Google Doodle celebrates geologist Marie Tharp, known for groundbreaking maps of ocean floor
Science

Google Doodle celebrates geologist Marie Tharp, known for groundbreaking maps of ocean floor

In 1998, the US Library of Congress declared Tharp as one of the greatest cartographers of the 20th century.

   
Google celebrated cartographer Marie Tharp with a doodle | Google

Google celebrated cartographer Marie Tharp with a doodle | Google

New Delhi: Google Monday celebrated the life of American geologist and oceanographic cartographer Marie Tharp with an interactive doodle on its homepage.

On this day in 1998, the US Library of Congress declared Tharp as one of the greatest cartographers of the 20th century.

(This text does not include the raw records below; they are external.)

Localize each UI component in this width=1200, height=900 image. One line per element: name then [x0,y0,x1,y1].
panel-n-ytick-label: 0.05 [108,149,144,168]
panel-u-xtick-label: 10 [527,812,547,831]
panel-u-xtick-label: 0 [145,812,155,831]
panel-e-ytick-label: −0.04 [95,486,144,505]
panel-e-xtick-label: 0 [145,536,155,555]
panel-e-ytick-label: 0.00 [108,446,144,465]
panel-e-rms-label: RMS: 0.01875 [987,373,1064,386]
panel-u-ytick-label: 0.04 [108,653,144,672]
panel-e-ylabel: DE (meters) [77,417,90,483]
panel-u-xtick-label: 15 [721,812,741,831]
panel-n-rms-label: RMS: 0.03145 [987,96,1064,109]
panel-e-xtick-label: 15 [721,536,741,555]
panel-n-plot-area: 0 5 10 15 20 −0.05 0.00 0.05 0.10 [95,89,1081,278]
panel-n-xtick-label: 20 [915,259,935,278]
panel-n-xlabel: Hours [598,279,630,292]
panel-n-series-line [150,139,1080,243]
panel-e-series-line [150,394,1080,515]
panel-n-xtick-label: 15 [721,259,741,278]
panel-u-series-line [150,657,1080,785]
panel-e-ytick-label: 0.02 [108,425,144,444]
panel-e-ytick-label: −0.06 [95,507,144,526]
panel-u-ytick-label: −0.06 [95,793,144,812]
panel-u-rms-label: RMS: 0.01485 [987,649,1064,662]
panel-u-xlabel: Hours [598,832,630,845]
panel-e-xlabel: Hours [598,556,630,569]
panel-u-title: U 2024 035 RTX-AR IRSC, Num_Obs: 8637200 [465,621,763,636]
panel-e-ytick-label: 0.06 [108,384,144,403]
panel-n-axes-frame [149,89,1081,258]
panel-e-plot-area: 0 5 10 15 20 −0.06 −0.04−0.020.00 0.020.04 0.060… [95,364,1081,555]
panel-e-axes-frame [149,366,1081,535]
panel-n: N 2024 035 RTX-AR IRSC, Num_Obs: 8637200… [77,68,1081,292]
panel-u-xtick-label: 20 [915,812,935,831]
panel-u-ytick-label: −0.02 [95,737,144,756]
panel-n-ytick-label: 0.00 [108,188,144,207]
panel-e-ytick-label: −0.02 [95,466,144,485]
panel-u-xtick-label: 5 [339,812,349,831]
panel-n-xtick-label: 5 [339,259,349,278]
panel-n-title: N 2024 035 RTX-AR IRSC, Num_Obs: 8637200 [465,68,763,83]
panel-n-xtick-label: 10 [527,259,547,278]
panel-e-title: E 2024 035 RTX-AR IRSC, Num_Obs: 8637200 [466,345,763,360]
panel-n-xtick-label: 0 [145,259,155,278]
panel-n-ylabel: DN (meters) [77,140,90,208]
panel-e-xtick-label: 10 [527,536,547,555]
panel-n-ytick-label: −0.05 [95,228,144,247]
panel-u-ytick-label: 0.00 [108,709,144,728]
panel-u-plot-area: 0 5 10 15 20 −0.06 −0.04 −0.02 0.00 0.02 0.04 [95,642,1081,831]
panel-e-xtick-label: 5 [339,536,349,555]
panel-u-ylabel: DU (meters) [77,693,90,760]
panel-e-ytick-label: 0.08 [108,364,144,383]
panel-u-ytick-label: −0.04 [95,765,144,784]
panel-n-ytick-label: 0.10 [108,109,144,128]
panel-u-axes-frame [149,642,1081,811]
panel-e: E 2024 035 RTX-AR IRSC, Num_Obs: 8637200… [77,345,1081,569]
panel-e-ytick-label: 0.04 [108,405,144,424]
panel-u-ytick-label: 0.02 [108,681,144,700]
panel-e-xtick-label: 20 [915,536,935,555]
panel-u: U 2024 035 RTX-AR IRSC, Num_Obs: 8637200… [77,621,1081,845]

She is known for her work in revealing the topography of ocean floors. In 1957, Tharp and geologist Bruce Heezen co-published the first map of the ocean floor in the North Atlantic.

The Google Doodle, with voice over by Caitlyn Larsen, Rebecca Nesel and Tiara Moore, takes users through several illustrations chronicling Tharp’s life and career.

Born on 30 July 1920, in Ypsilanti, US, her father, William Edgar Tharp, was a soil surveyor for the United States Department of Agriculture.

Tharp initially completed a bachelor’s degree in English and music from the Ohio University in 1943. But she soon discovered her love for geology and went on to complete her master’s degree in the subject from the University of Michigan the following year.

In 1948, she moved to New York City and became the first woman to work at the Lamont Geological Observatory where she met Heezen.

Tharp and Heezen worked together for 25 years, where they processed thousands of unexamined sounding records of the North Atlantic Ocean floor. Using temperature readings, salinity measurements, and cores, they revealed, for the first time, a rift valley trending down the center of the Mid-Atlantic ridge.

The duo published their first map of the Atlantic Ocean in 1957, which revealed that the seafloor is covered with canyons, ridges, and mountains.

Two decades later, in 1977, National Geographic published the first complete map of the ocean floors created by Tharp and Heezen that helped prove the theory of plate tectonics and the concept of continental drift.

Battling bias

As a woman scientist in the 20th century, Tharp had to battle bias throughout her career. Her observations had been dismissed as “girl talk” and she was not allowed to board ships collecting seafloor data until 1968.

Like many other women scientists during the era, Tharp’s contributions were also recognised much later.

In 1995, she donated her entire map collection to the Library of Congress. She was honoured by the Library of Congress on the 100th anniversary of its geography and map division in 1997. A fellowship at the Lamont–Doherty Earth Observatory, the scientific research center of the Columbia Climate School, now provides a fellowship under her name to promote women in science.

Tharp died of cancer in 2006 at the age of 86 in Nyack, New York.